Sebagai tanggapan, kaum reaksioner mengutip alasan agama untuk melarang kopi. "Selalu ada arus bawah ‘Muslim konservatif’ yang berpikir bahwa inovasi apa pun ... yang berbeda dari zaman Nabi Muhammad harus dihilangkan," kata sejarawan sosial Utsmaniyah, Madeline Zilfi.
Kecenderungan reaksioner tidak hanya terjadi pada Islam; belakangan, di Eropa, para pemimpin agama meminta Paus untuk melarang kopi sebagai barang baru yang berasal dari setan.
Pembenaran yang diberikan termasuk bahwa kopi membuat peminumnya mabuk (dilarang), kopi tidak baik untuk tubuh manusia (dilarang), dan proses pemanggangan membuatnya setara dengan arang (dilarang untuk dikonsumsi).
Tokoh-tokoh agama lainnya menuduh (mungkin secara sah, mungkin juga meragukan) bahwa kedai kopi adalah magnet alami untuk perilaku tidak bermoral seperti perjudian, prostitusi, dan penggunaan narkoba.
Yang lain hanya berpikir, fakta bahwa itu adalah sesuatu yang baru, jadi alasan yang cukup untuk mengutuknya.
Namun, argumen keagamaan yang reaksioner tidak dapat menjelaskan sebagian besar tindakan keras terhadap kopi di Kekaisaran Ottoman.

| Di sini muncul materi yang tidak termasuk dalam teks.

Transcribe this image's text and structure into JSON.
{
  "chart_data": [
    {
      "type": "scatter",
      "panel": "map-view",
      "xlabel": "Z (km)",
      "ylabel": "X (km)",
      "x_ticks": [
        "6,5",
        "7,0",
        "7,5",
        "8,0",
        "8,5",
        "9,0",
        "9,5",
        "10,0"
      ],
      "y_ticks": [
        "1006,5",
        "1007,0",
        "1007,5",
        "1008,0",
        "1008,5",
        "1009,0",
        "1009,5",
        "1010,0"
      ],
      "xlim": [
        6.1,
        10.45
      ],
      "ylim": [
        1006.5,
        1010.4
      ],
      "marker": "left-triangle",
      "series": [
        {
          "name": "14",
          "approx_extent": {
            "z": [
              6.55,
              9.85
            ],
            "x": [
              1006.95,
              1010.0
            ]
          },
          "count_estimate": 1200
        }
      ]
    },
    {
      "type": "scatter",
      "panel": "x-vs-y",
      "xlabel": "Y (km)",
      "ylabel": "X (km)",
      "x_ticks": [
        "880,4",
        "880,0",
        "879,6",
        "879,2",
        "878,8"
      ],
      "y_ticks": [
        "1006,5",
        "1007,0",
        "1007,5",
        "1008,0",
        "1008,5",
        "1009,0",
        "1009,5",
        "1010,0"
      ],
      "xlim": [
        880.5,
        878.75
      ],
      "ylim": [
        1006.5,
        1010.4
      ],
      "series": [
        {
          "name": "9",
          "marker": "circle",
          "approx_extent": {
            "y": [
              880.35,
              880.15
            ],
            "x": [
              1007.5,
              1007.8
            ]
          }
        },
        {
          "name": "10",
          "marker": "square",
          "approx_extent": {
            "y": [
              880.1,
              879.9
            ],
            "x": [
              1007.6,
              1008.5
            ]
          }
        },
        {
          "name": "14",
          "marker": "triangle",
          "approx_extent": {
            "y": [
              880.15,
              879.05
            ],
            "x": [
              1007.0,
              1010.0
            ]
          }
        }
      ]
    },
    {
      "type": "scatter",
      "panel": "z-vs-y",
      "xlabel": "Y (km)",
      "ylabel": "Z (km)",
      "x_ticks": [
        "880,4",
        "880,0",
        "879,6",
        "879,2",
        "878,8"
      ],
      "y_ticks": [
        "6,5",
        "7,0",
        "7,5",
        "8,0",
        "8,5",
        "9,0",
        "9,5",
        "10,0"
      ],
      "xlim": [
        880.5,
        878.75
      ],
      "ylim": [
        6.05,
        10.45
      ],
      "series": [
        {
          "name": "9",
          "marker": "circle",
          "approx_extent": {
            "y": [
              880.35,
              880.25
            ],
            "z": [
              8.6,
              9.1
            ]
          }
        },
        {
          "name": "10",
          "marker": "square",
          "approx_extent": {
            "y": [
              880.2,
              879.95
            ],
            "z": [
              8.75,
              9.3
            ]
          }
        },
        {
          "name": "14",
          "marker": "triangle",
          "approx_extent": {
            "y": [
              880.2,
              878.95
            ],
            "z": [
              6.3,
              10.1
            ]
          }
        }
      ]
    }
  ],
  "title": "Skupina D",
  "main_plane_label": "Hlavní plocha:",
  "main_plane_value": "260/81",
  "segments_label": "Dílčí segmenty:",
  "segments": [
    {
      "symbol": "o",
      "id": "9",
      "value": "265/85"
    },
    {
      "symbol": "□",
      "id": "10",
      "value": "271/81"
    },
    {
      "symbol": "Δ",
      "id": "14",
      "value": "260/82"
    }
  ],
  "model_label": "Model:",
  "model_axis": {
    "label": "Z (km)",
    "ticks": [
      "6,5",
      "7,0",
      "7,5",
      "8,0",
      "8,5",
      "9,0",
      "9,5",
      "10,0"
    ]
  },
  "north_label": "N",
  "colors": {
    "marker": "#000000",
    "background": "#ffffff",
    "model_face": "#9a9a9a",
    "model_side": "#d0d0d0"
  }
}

Seperti yang dicatat Hattox, para pemuka agama hampir tidak seragam dalam menentang kopi. Bostanzade Mehmet Efendi, ulama dengan peringkat tertinggi di dunia Ottoman pada tahun 1590-an, bahkan mengeluarkan pembelaan puitis terhadap kopi.
Lebih sering, otoritas sekuler menentang kopi karena alasan politik. Sebelum adanya kedai kopi, kata Zilfi, tidak banyak tempat di Kekaisaran Ottoman bagi orang-orang untuk berkumpul, terutama di kalangan masyarakat, dan membicarakan masalah-masalah sekuler.
Masjid menawarkan tempat berkumpul, tetapi jarang sekali mengakomodasi obrolan panjang yang bersifat duniawi.
Kedai-kedai alkohol tidak cocok untuk Muslim yang baik, dan para pengunjung biasanya berkumpul dengan orang-orang yang mereka kenal, bersenang-senang, lalu pingsan.
Kedai kopi dianggap dapat diterima oleh umat Islam. Harganya murah dan tidak memiliki batasan sosial, sehingga dapat diakses oleh semua orang.
Kedai kopi adalah ruang sosial baru yang mendorong percampuran kelas dan percakapan yang penuh semangat tentang kota dan pemerintahan.